8 years ago, I wrote my first blog post here. I have written about how this blog started as one idea and it turned into something else on its own. When I started writing, I never expected it to become what it is today. But I love that it has turned into something I didn’t plan on it being because it shows what it naturally wanted to be. And I think I have become more comfortable blogging as I have figured out what I want my posts to be about.
Every blog anniversary is a big deal for me. I always say how I never expected it to last this long, and that statement is still true. When I started, I didn’t have a plan for how long I’d be writing or have a goal that I wanted it to be, and then I would feel like I was done. I just started writing and haven’t stopped.
And these days, knowing that I haven’t stopped writing takes on a new meaning to me. When the safer at home plan started 4 months ago, I really wondered what I’d be able to do with my blog. I wrote about how I wasn’t sure what it meant for this space and was prepared to not have posts every day. And that is still something that might happen. Especially with the safer at home orders being back to their stricter place. I’m sure at some point, I’ll run out of things to write about if I am not able to really leave my house for anything. But that hasn’t happened yet. Somehow, I have figured out a blog post every weekday. Even if that post is me writing about how I have nothing to write about.
I feel like I write about pretty much the same things every year on my blogging anniversary. And I don’t have anything special or unique to write about this time. Just that I’m proud of myself for my consistency, including being consistent with writing when I truly thought I would have to blog less often.

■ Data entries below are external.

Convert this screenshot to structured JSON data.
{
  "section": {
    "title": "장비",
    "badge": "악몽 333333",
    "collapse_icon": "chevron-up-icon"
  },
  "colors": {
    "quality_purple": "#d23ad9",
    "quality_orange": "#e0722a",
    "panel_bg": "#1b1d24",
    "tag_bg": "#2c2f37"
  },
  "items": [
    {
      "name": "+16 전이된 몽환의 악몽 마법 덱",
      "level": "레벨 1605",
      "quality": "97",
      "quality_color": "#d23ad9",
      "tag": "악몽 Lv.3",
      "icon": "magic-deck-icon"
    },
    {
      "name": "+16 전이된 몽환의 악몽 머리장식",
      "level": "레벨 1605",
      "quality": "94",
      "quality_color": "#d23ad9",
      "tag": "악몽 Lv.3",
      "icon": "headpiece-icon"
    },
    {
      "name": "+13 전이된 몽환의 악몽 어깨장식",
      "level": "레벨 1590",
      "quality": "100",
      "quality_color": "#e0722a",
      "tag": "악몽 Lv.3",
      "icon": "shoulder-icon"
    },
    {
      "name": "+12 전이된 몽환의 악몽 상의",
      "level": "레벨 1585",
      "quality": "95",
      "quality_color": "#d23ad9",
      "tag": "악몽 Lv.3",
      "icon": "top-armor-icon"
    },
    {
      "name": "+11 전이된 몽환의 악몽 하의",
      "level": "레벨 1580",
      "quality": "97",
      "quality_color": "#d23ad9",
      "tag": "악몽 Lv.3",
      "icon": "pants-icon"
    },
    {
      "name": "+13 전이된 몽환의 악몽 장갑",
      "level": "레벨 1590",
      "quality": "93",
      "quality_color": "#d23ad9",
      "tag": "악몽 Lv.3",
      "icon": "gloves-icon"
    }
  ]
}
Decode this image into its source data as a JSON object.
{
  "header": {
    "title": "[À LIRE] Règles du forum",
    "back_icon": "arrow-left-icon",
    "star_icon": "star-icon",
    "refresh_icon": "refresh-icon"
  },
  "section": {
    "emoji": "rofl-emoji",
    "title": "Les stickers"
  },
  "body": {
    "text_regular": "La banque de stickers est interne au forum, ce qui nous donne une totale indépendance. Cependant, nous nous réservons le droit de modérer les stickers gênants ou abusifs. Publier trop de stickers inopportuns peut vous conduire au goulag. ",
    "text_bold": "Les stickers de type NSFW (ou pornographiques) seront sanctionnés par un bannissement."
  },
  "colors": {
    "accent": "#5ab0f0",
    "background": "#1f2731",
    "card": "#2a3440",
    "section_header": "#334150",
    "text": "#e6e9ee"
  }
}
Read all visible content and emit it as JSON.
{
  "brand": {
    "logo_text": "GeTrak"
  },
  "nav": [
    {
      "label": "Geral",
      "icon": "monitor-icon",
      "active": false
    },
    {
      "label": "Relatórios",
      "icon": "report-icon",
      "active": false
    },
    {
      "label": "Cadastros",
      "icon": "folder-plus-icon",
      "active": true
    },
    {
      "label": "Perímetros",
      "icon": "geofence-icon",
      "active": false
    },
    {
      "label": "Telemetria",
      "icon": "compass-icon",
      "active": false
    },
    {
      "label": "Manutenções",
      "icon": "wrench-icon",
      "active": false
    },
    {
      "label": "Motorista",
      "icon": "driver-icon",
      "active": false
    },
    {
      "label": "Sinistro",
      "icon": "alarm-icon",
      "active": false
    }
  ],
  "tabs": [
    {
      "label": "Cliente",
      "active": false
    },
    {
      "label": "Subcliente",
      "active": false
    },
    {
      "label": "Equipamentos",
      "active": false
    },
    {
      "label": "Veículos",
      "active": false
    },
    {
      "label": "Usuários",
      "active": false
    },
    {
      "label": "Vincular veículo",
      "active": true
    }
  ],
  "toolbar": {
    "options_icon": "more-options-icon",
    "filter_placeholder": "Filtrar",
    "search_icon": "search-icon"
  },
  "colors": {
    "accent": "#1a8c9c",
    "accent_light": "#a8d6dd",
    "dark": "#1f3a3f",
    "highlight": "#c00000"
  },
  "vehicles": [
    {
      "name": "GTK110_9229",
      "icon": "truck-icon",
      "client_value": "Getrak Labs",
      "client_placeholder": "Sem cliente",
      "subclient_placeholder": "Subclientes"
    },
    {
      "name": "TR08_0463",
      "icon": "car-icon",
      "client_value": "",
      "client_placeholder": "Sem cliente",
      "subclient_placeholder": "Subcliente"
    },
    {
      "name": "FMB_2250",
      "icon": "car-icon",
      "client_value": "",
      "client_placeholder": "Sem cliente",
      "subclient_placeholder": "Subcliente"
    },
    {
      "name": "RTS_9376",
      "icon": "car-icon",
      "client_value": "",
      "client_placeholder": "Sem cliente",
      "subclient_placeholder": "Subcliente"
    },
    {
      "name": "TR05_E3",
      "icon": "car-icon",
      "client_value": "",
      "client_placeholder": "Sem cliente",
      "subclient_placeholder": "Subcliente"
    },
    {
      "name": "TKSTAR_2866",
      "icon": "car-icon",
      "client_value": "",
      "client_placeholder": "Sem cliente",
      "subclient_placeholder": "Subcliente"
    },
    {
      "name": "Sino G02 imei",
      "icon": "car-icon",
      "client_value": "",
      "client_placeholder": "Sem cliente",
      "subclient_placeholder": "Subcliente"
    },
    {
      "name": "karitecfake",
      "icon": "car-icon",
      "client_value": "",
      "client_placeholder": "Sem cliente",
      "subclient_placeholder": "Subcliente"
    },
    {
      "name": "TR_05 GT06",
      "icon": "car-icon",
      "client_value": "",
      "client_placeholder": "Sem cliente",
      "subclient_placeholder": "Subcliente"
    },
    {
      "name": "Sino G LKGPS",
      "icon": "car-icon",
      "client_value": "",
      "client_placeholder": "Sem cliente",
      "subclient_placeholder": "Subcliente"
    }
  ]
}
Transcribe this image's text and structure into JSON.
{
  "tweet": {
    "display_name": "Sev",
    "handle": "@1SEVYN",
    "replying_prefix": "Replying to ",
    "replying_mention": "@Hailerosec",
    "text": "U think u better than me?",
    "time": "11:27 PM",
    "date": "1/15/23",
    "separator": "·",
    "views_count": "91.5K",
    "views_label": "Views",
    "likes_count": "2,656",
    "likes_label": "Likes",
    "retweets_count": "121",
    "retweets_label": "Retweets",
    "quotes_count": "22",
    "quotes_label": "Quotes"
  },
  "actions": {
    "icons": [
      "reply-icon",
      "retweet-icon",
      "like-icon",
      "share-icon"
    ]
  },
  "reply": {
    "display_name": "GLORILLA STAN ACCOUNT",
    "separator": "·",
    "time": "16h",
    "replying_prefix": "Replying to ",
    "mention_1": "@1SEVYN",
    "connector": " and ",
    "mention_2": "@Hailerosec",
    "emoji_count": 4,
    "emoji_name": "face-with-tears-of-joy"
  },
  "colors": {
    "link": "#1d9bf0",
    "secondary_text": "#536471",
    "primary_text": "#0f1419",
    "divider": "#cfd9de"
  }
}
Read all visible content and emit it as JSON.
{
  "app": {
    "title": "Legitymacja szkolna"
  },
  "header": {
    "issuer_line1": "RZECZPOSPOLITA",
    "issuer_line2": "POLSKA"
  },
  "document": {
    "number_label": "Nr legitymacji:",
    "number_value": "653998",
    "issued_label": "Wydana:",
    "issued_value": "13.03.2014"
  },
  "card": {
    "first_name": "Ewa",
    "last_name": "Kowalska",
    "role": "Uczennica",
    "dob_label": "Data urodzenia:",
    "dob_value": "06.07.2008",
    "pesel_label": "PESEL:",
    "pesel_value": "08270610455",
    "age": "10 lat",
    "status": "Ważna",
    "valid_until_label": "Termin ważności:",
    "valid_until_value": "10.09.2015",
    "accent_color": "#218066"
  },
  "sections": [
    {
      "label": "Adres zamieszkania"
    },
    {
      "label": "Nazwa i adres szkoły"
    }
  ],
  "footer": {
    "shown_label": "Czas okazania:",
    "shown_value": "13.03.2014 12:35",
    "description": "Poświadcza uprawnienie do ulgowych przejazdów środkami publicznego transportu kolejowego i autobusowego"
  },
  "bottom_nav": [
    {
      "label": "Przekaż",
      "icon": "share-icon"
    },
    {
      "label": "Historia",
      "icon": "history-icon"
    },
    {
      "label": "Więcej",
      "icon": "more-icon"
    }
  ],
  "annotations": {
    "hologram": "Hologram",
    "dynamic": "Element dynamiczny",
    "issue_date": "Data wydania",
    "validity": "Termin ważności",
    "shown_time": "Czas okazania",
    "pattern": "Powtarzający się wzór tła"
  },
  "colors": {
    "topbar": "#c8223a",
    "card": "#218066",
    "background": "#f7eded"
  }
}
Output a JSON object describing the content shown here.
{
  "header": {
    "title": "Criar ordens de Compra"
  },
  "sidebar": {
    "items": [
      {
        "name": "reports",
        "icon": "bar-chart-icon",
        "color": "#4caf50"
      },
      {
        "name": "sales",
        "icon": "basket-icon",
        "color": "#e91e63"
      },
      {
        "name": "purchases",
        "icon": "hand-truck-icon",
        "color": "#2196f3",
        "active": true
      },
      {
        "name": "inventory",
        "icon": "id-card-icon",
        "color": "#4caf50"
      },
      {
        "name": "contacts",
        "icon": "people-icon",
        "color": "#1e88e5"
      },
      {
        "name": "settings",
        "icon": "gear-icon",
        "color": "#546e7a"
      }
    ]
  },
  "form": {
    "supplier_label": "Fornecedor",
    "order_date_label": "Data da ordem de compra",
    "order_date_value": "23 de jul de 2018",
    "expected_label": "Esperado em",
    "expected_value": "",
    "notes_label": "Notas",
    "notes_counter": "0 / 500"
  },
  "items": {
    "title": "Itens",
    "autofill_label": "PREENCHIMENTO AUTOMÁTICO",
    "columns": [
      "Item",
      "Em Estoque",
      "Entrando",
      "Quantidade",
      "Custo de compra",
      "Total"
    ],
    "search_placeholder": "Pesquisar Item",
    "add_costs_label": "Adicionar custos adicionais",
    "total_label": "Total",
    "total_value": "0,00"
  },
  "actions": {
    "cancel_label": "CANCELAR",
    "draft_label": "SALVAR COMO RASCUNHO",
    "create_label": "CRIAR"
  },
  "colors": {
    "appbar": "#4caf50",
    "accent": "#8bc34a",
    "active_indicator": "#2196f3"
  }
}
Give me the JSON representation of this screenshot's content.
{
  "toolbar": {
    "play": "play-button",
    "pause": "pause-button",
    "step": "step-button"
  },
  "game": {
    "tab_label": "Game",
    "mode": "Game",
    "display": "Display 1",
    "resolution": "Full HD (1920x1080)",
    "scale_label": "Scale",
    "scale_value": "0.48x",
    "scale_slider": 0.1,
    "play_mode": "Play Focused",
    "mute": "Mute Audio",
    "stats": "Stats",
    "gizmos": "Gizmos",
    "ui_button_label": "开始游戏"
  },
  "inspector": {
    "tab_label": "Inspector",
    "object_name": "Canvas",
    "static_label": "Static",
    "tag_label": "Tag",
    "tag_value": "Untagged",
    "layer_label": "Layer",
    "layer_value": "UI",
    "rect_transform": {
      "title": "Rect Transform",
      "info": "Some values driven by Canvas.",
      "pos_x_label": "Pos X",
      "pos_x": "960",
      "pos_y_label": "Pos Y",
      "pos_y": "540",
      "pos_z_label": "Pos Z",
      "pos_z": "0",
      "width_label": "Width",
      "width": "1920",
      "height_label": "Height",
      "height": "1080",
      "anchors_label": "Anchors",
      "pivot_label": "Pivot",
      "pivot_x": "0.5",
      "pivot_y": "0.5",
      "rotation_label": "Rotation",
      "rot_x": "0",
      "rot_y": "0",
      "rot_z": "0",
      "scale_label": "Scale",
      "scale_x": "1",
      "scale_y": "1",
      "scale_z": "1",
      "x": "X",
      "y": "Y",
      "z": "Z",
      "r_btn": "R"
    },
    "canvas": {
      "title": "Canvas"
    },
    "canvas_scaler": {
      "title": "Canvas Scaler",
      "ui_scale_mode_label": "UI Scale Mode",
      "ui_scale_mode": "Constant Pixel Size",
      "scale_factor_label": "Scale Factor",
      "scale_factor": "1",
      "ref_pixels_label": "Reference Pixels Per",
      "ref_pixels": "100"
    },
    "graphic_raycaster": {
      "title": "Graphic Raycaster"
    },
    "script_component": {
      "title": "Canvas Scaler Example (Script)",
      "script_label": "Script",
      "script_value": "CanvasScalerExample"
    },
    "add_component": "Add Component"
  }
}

There isn’t a lot to celebrate these days. The news seems to be filled with sad stories or negativity. So I’m happy that I have something to celebrate today. I know that blogging for 8 years might not be a big accomplishment for everyone. Some people have been blogging longer than I have. Some people might think that it’s not that hard to blog every day for years. But for me, it’s an awesome accomplishment and I am proud of myself. And that is something to celebrate!